Understanding CSI Driver Workflow with an NFS Example

This article uses the CSI driver for NFS as an example to illustrate the workflow and underlying principles of CSI drivers in Kubernetes.

CSI Overview

CSI drivers are divided into two main components:

Controller plugin : responsible for managing storage resources such as volume creation, deletion, expansion, and snapshots.

Node plugin : handles node‑level storage operations, performing mount and unmount tasks on the actual node.

The CSI driver interacts with Kubernetes components as follows:

Controller plugin communicates with the kube‑api‑server to watch for changes in storage resources and act accordingly.

Node plugin registers itself with the kubelet , which later invokes the node plugin for volume operations.

To simplify driver development, the community provides several CSI sidecar containers, including:

external‑provisioner : watches PVC objects and calls CreateVolume or DeleteVolume on the CSI driver.

node‑driver‑registrar : registers the CSI driver with the kubelet .

external‑attacher : implements attach/detach hooks.

external‑resizer : handles volume expansion.

external‑snapshotter : manages volume snapshots.

livenessprobe : monitors the health of the CSI driver.

CSI Usage Process

1. CSI Driver Preparation Phase

Deploy the Controller plugin as a Deployment or StatefulSet , and the Node plugin as a DaemonSet so that each node runs a pod of the driver.

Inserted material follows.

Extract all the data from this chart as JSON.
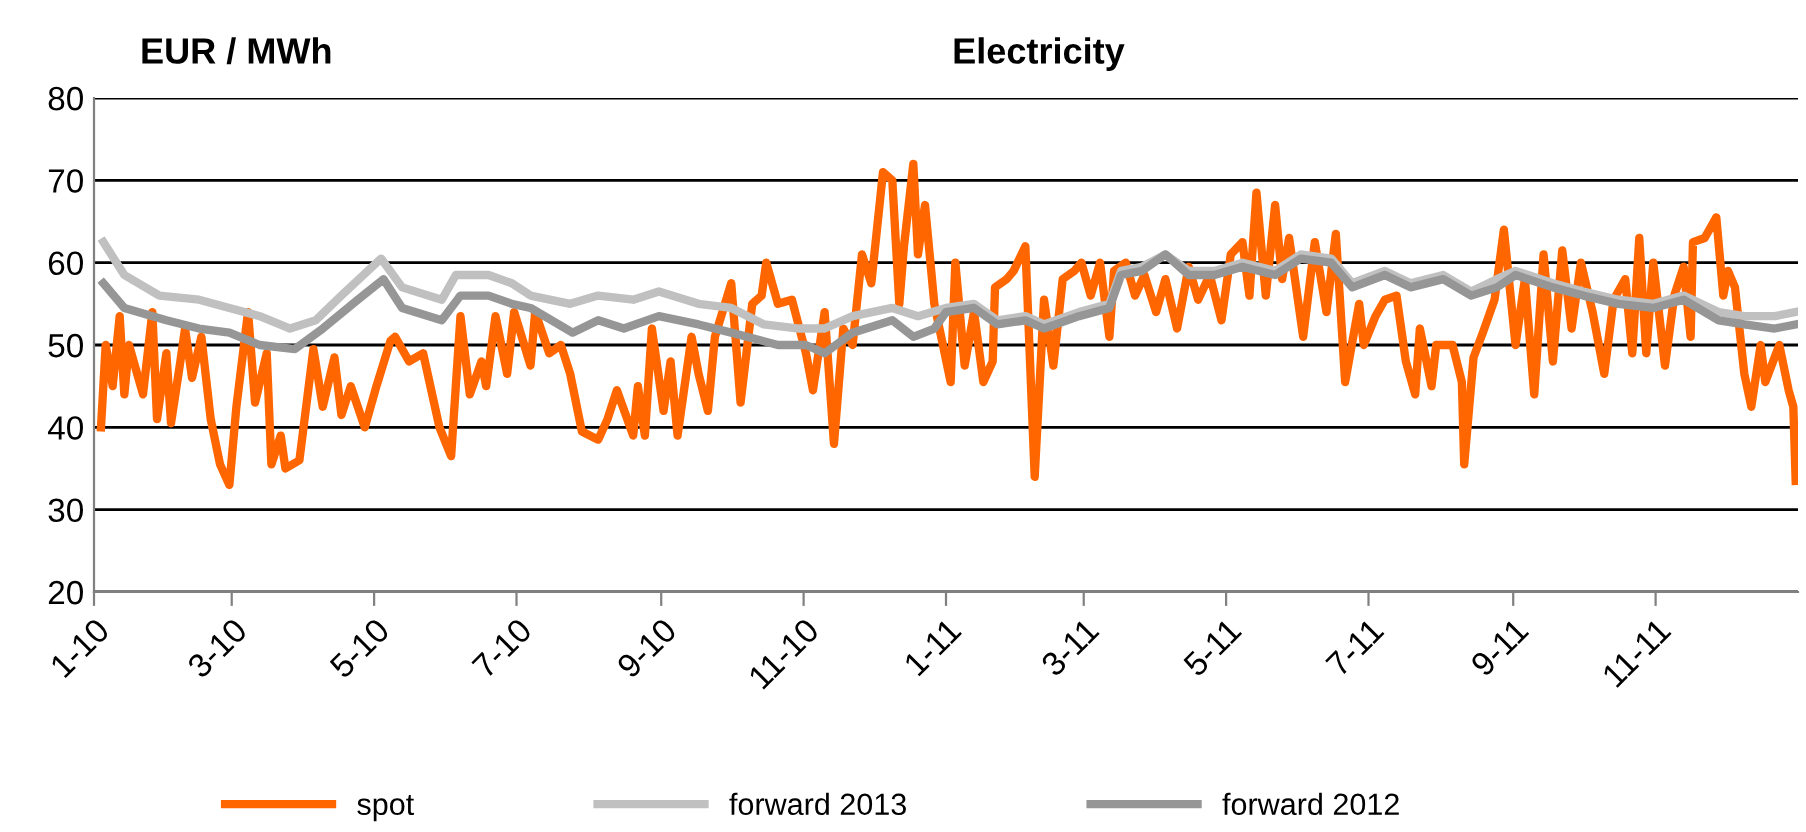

After installation, the Controller plugin registers with the kube‑api‑server , while the Node plugin registers with the kubelet .

2. Dynamic Volume Provisioning

Cluster administrators create a StorageClass to declare a storage type. Users then create a PVC that references this StorageClass . The provisioner inside the Controller plugin detects the new PVC, sends a gRPC CreateVolume request to the NFS driver, which prepares a shared directory on the NFS server and creates a PV . The PVC and PV become bound.

3. Pod Creation and Volume Use

When a user creates a Pod that references the PVC, the kube‑api‑server receives the request, the scheduler places the Pod on a node, and the node’s kubelet calls the Node plugin via gRPC NodePublishVolume . The NFS driver mounts the remote directory, making it appear as a local filesystem inside the Pod.

Thus, applications inside the Pod operate on an NFS‑backed remote share transparently.

Linux VFS

Linux adds a Virtual File System (VFS) layer above actual file systems. VFS provides a uniform set of system calls for both local and remote file systems (e.g., NFS). When a system with an NFS mount accesses a file, VFS forwards the request to the NFS client, which communicates with the NFS server via RPC.

Summary

Besides NFS, other distributed storage systems such as CephFS follow a similar architecture. CSI defines a standardized gRPC protocol and driver interaction model, enabling diverse storage solutions to integrate uniformly with Kubernetes.